9Un problema central que genera esta visión de Halbwachs es que dado que la "historia comienza en el punto donde termina la tradición viva" (Halbwachs, 2005, p.80), es imposible entonces desde su perspectiva pensar en una historia del tiempo presente o en una historia reciente. Algunos autores han ampliado de forma sobresaliente este debate sobre las implicaciones y naturaleza de la historia reciente, especialmente Franco y Levín (2007).
10Es importante aclarar aquí, siguiendo a Gómez - Muller (2008) que estos espacios no son simplemente museos en el sentido tradicional y devaluado de "colección de objetos del pasado". Son ante todo espacios vivos y actuantes para la reflexión, la formación pedagógica, la práctica artística, la resistencia memorial y el mantenimiento de los repertorios e iniciativas culturales y políticas de las víctimas. En Chile, Argentina, Perú, Uruguay existen experiencias diversas al respecto. Piénsese por ejemplo, en el museo de la Memoria y Parque de la Paz en Villa Grimaldi creado en Santiago de Chile, en 1997. También en la inauguración del museo para la Memoria y para la promoción y Defensa de los Derechos Humanos, creado en 2004 en Buenos Aires por el gobierno de Néstor Kirchner, en las locaciones de la Escuela de Mecánica de la Armada (ESMA), símbolo emblemático de la represión. También está el caso del Museo de la Memoria y los Derechos Humanos en Chile, inaugurado en enero del 2010, por la presidenta Michelle Bachelet para honrar las víctimas de la dictadura de Pinochet. En Bogotá, también está el Centro del Bicentenario: Memoria, Paz y Reconciliación por la Secretaría de Gobierno de la Alcaldía Mayor. También en nuestro país, ejemplos de estos espacios entre muchos otros, son el "Parque Monumento" dedicado a la memoria de las víctimas de Trujillo, Valle; las Galerías de la Memoria, iniciativa agenciada desde la Fundación Manuel Cepeda Vargas y el MOVICE (Movimiento Nacional de Víctimas de Crímenes de Estado) y la Galería de la Memoria Tiberio Fernández Mafia en la ciudad de Cali.
11La reflexión sobre los alcances, limitaciones, desafíos de la búsqueda de justicia, verdad y memoria histórica en medio del conflicto para el caso colombiano escapa a los intereses de este artículo.
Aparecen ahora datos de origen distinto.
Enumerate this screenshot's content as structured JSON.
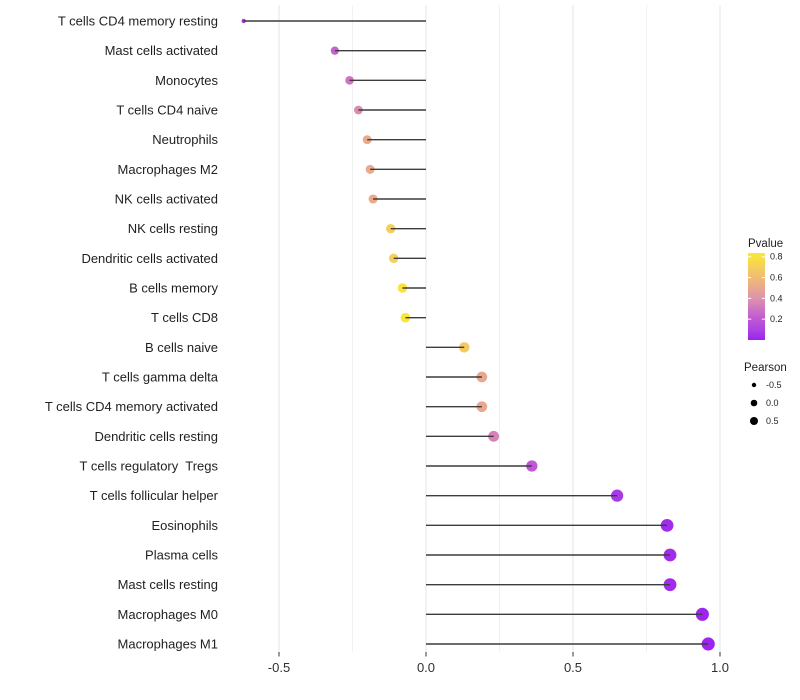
{
  "chart_data": {
    "type": "lollipop",
    "orientation": "horizontal",
    "title": "",
    "xlabel": "",
    "ylabel": "",
    "grid": "vertical-only",
    "xlim": [
      -0.69,
      1.06
    ],
    "xticks": {
      "values": [
        -0.5,
        0.0,
        0.5,
        1.0
      ],
      "labels": [
        "-0.5",
        "0.0",
        "0.5",
        "1.0"
      ]
    },
    "xminor": [
      -0.25,
      0.25,
      0.75
    ],
    "baseline_x": 0.0,
    "rows": [
      {
        "label": "T cells CD4 memory resting",
        "pearson": -0.62,
        "pvalue": 0.05
      },
      {
        "label": "Mast cells activated",
        "pearson": -0.31,
        "pvalue": 0.24
      },
      {
        "label": "Monocytes",
        "pearson": -0.26,
        "pvalue": 0.3
      },
      {
        "label": "T cells CD4 naive",
        "pearson": -0.23,
        "pvalue": 0.38
      },
      {
        "label": "Neutrophils",
        "pearson": -0.2,
        "pvalue": 0.52
      },
      {
        "label": "Macrophages M2",
        "pearson": -0.19,
        "pvalue": 0.52
      },
      {
        "label": "NK cells activated",
        "pearson": -0.18,
        "pvalue": 0.52
      },
      {
        "label": "NK cells resting",
        "pearson": -0.12,
        "pvalue": 0.7
      },
      {
        "label": "Dendritic cells activated",
        "pearson": -0.11,
        "pvalue": 0.7
      },
      {
        "label": "B cells memory",
        "pearson": -0.08,
        "pvalue": 0.8
      },
      {
        "label": "T cells CD8",
        "pearson": -0.07,
        "pvalue": 0.82
      },
      {
        "label": "B cells naive",
        "pearson": 0.13,
        "pvalue": 0.67
      },
      {
        "label": "T cells gamma delta",
        "pearson": 0.19,
        "pvalue": 0.5
      },
      {
        "label": "T cells CD4 memory activated",
        "pearson": 0.19,
        "pvalue": 0.5
      },
      {
        "label": "Dendritic cells resting",
        "pearson": 0.23,
        "pvalue": 0.35
      },
      {
        "label": "T cells regulatory  Tregs",
        "pearson": 0.36,
        "pvalue": 0.2
      },
      {
        "label": "T cells follicular helper",
        "pearson": 0.65,
        "pvalue": 0.07
      },
      {
        "label": "Eosinophils",
        "pearson": 0.82,
        "pvalue": 0.03
      },
      {
        "label": "Plasma cells",
        "pearson": 0.83,
        "pvalue": 0.03
      },
      {
        "label": "Mast cells resting",
        "pearson": 0.83,
        "pvalue": 0.03
      },
      {
        "label": "Macrophages M0",
        "pearson": 0.94,
        "pvalue": 0.01
      },
      {
        "label": "Macrophages M1",
        "pearson": 0.96,
        "pvalue": 0.01
      }
    ],
    "color_legend": {
      "title": "Pvalue",
      "position": "right",
      "range": [
        0,
        0.836
      ],
      "tick_labels": [
        "0.8",
        "0.6",
        "0.4",
        "0.2"
      ],
      "tick_values": [
        0.8,
        0.6,
        0.4,
        0.2
      ],
      "gradient": [
        {
          "v": 0.0,
          "c": "#9C22F0"
        },
        {
          "v": 0.1,
          "c": "#AD44E0"
        },
        {
          "v": 0.2,
          "c": "#BE58D4"
        },
        {
          "v": 0.3,
          "c": "#CE74C4"
        },
        {
          "v": 0.4,
          "c": "#DE93AC"
        },
        {
          "v": 0.5,
          "c": "#E9A78F"
        },
        {
          "v": 0.6,
          "c": "#F0BC74"
        },
        {
          "v": 0.7,
          "c": "#F5CF5C"
        },
        {
          "v": 0.8,
          "c": "#F8E43C"
        },
        {
          "v": 0.836,
          "c": "#F9E832"
        }
      ]
    },
    "size_legend": {
      "title": "Pearson",
      "position": "right",
      "items": [
        {
          "label": "-0.5",
          "r": 2.2
        },
        {
          "label": "0.0",
          "r": 3.3
        },
        {
          "label": "0.5",
          "r": 4.0
        }
      ],
      "dot_color": "#000000"
    },
    "colors": {
      "background": "#ffffff",
      "stem": "#3c3c3c",
      "grid_major": "#e4e4e4",
      "grid_minor": "#f1f1f1",
      "tick_mark": "#333333",
      "axis_text": "#303030",
      "y_label_text": "#1f1f1f",
      "legend_text": "#1f1f1f"
    }
  }
}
Sin embargo, somos conscientes de la importancia del debate, especialmente de las múltiples implicaciones del "giro hacia el pasado" en un contexto de conflicto latente, lecturas negadoras del mismo, violencias recicladas, múltiples formas de victimización e impunidades históricas. Se recomienda en este sentido revisar Jaramillo (2010a; 2010b).
12Agrupación Hijos por la Identidad y la Justicia contra el olvido y el silencio, fundada hace más de 13 años en Argentina, la cual ha sido replicada en muchos países de América Latina.